Conscience Protection or Patient Deception? by Dr. Rick Bayer
In last minute pandering to anti-choice Republicans, former-President George W. Bush announced his ‘conscience protection’ administrative rule for the healthcare industry. Compared to prior rules allowing healthcare workers to refuse to provide abortion or sterilization for moral or religious reasons, Bush’s January 19, 2009 rule expanded the number of healthcare workers and institutions that may refuse to serve or even refer patients.
Bush’s Health and Human Services Secretary, Mike Leavitt said, “This rule protects the right of medical providers to care for their patients in accord with their conscience.” Critics, including me, say the new rule is too broad and threatens patients.
WebMD.com www.webmd.com/news/20081219/new-conscience-rule-controversy says Bush’s rule covers an estimated 571,947 entities including doctors’ offices, pharmacies, hospitals, insurers, medical and nursing schools, labs, nursing homes, and state governments. Each must certify they will comply or risk losing federal payments like Medicare.
Of course, the Catholic Health Association, representing Catholic hospitals, strongly supports the rule. Catholic hospitals and health systems that include health insurance plans are large employers who provide healthcare for about one-sixth of Americans. In Oregon, they also employ doctors who sign contracts censoring doctors and demanding the doctor abstain from certain types of care.
Bush’s rule applies not only to abortion.

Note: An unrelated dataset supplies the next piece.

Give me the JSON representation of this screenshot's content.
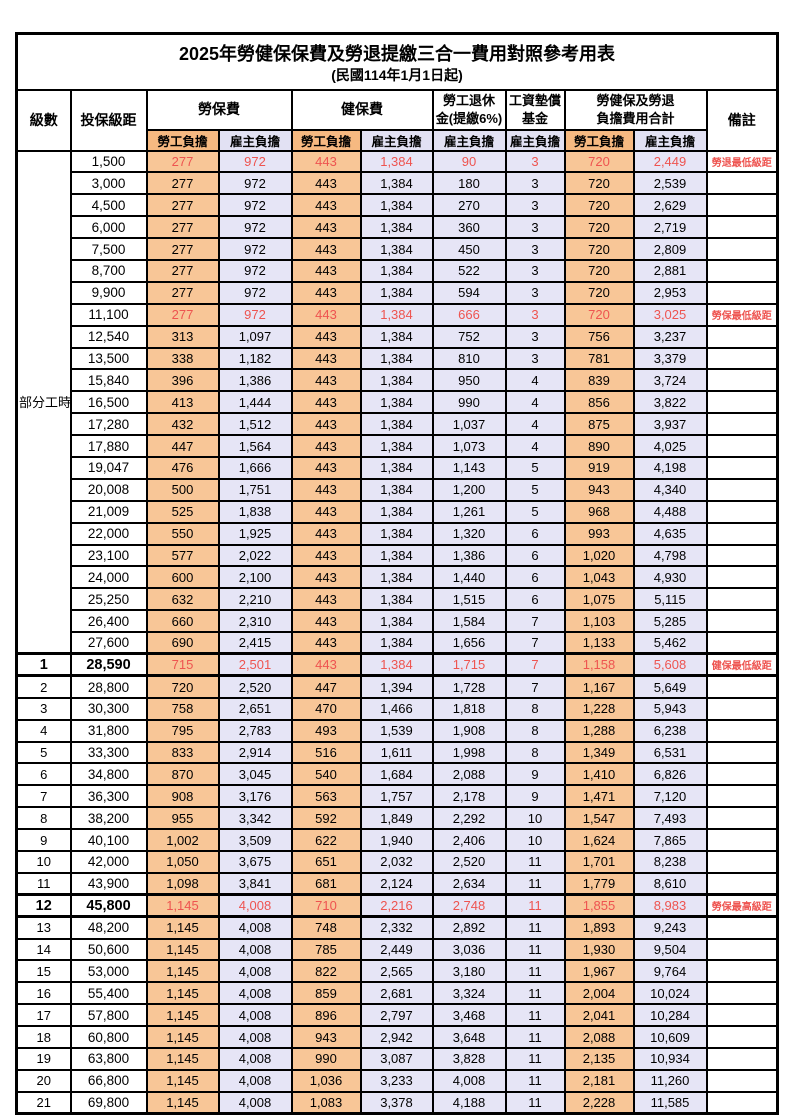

It also applies to birth control, emergency contraception or morning-after pills, fertility efforts, sterilization, stem-cell research, access to Death with Dignity Laws, and medical marijuana. The rule means providers do not have to inform patients of all options or offer referral, which is unethical. Religious dogma frequently conflicts with modern scientific medicine. Unethical doctors allow religion to trump science while deceiving patients.
Opponents to Bush’s rule include the American Medical Association (AMA), American Nurses Association, American Academy of Family Physicians, American Academy of Pediatrics, American College of Obstetricians and Gynecologists, 27 state medical associations, The National Women’s Law Center, Planned Parenthood Federation of America, and the American Civil Liberties Union.
The AMA said existing laws protect health care workers from participating in practices workers find morally objectionable. However, Bush’s new rule, “expands the range of health care institutions and individuals who may refuse to provide services, and broadens the scope... beyond the actual provision of health care services to information and counseling about health services as well as referrals.” The AMA said the new protections are so broad, receptionists can refuse to schedule patients for medically necessary services, and people who “clean or maintain equipment or rooms” can interrupt patient care.
The National Women’s Law Center said, “This gives an open invitation by any doctor, nurse, receptionist, insurance plan, or even hospital to refuse to provide information about birth control because they believe contraception amounts to abortion.” Cecile Richards of Planned Parenthood Federation said, “We are shocked that the Bush administration chose to finalize its midnight regulation to take this parting shot at women’s health and ignore patients’ rights to receive critical health care services they deserve.”
The American College of Obstetricians and Gynecologists stated, “Today’s regulation issued by Health and Human Services (HHS) under the guise of protecting the conscience of health care providers, is yet another reminder of the outgoing administration’s implicit contempt for women’s rights to accurate and complete reproductive health information and legal medical procedures.”
The American Nurses Association has a code of ethics I share. We believe patients should make healthcare decisions based upon the patient’s belief—not those of the provider. “We don’t make God-like decisions,” said Mary Jean Schumann, director of nursing practice and policy for the ANA. “That’s not what it’s about for us. It’s about helping the patient make their own decision. ... No one appointed us to be the ultimate person to pass judgment.”
At public universities, instructors teach their medical students to share medical knowledge while treating all with respect and dignity. If one cannot perform a procedure for whatever reason, medical ethics obligates we discuss alternative solutions, including referral. Escalating culture wars now seem to trample medical ethics while religious extremism masquerades as healthcare. Concerned citizens note that persons damaged by culture wars are often labeled sinners, which conveniently dehumanizes the enemy in any war.
While religious institutions have a legal right to discriminate and deceive, it is discouraging to note how many choose hostility rather than coexistence. A provider who deceives patients by withholding information is unethical and may harm patients. Nevertheless, if the patient suffers damages, this Republican invention will not permit a patient to sue the provider.
The Obama administration can repeal the rule via lengthy process or Congress can pass a law. Connecticut, California, Illinois, Massachusetts, New Jersey, Rhode Island, and Oregon filed lawsuits. The Planned Parenthood Federation of America and American Civil Liberties Union, acting on behalf of the National Family Planning & Reproductive Health Association, also filed separate suits. Let your legislators know what you think of Bush’s parting shot in his war on science so we can overturn this rule. If a provider will not or cannot perform a procedure, an ethical provider discusses alternatives with the patient, including referral.
Richard “Rick” Bayer, MD, FACP is board-certified in internal medicine, a Fellow in the American College of Physicians (FACP), practiced, and lives in Oregon.